One reason is that the annual growth of demand for electricity has fallen to around 3%, from the steady 7% through the 1950s and '60s. Meanwhile, the time required to bring a reactor ''on line'' has stretched out to a dozen years after the start of construction. Reasons for the delays: public opposition, cumbersome regulatory and licensing procedures, and the fact that reactor designs have not been standardized; each plant is custom-built, and the NRC demands many design changes while it is being erected.
The delays run up the cost of building a reactor, as does the rocketing rise in interest rates on the money that utilities must borrow to build plants. One example: the estimated cost of Long Island Lighting Co.'s Shoreham, N.Y., plant has quintupled from $300 million to $1.5 bil lion during the ten years it has been under construction. Nuclear plants now operating produce electricity more cheaply than coal-fired power stations (1.50 per kw-h for nuclear in 1978, vs. 2.30 for coal), but the cost of finishing those now under construction will be so enormous that there is some question whether that competitive advantage can be maintained.
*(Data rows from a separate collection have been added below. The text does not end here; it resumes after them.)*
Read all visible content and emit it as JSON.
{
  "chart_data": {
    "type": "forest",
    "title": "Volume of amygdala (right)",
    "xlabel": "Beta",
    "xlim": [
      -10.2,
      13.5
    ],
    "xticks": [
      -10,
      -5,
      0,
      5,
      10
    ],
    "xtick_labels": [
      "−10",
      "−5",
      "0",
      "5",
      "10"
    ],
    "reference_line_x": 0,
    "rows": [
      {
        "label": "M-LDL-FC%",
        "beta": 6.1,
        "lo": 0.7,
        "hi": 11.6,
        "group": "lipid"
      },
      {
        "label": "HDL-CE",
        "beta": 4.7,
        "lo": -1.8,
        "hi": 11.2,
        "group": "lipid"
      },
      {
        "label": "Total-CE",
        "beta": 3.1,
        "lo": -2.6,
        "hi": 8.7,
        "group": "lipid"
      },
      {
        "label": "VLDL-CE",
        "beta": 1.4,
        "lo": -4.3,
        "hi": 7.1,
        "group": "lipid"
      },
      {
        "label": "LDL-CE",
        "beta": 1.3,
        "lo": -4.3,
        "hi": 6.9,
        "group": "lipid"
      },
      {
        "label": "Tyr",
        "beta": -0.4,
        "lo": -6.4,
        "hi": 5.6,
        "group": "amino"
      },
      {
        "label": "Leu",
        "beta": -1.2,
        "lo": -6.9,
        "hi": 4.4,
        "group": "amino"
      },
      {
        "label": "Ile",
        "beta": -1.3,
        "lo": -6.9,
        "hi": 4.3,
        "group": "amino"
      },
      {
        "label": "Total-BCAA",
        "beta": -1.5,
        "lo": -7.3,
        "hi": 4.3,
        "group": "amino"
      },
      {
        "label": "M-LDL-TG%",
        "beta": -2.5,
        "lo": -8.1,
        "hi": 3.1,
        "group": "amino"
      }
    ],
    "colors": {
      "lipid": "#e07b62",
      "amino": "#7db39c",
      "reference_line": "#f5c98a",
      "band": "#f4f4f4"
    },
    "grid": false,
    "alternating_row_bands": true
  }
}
The waste-disposal problem is getting worse. Scientists cannot agree on the safest method of permanently burying nuclear garbage, some of which remains radioactive for thousands of years. At present, the most highly radioactive wastes, such as spent fuel rods, are stored under water in plant "swimming pools," but reactor operators are running out of pool space. Wastes that emit less radioactivity are placed in sealed containers and trucked to dump sites for burial. However, some of the containers have leaked, either underground or in transit, and dump sites have been closed in Hanford, Wash., and Beatty, Nev. This leaves only one dump in the entire country that still accepts nonmilitary atomic trash, and South Carolina Governor Richard Riley has closed that site, at Barnwell, to wastes brought in from out of state.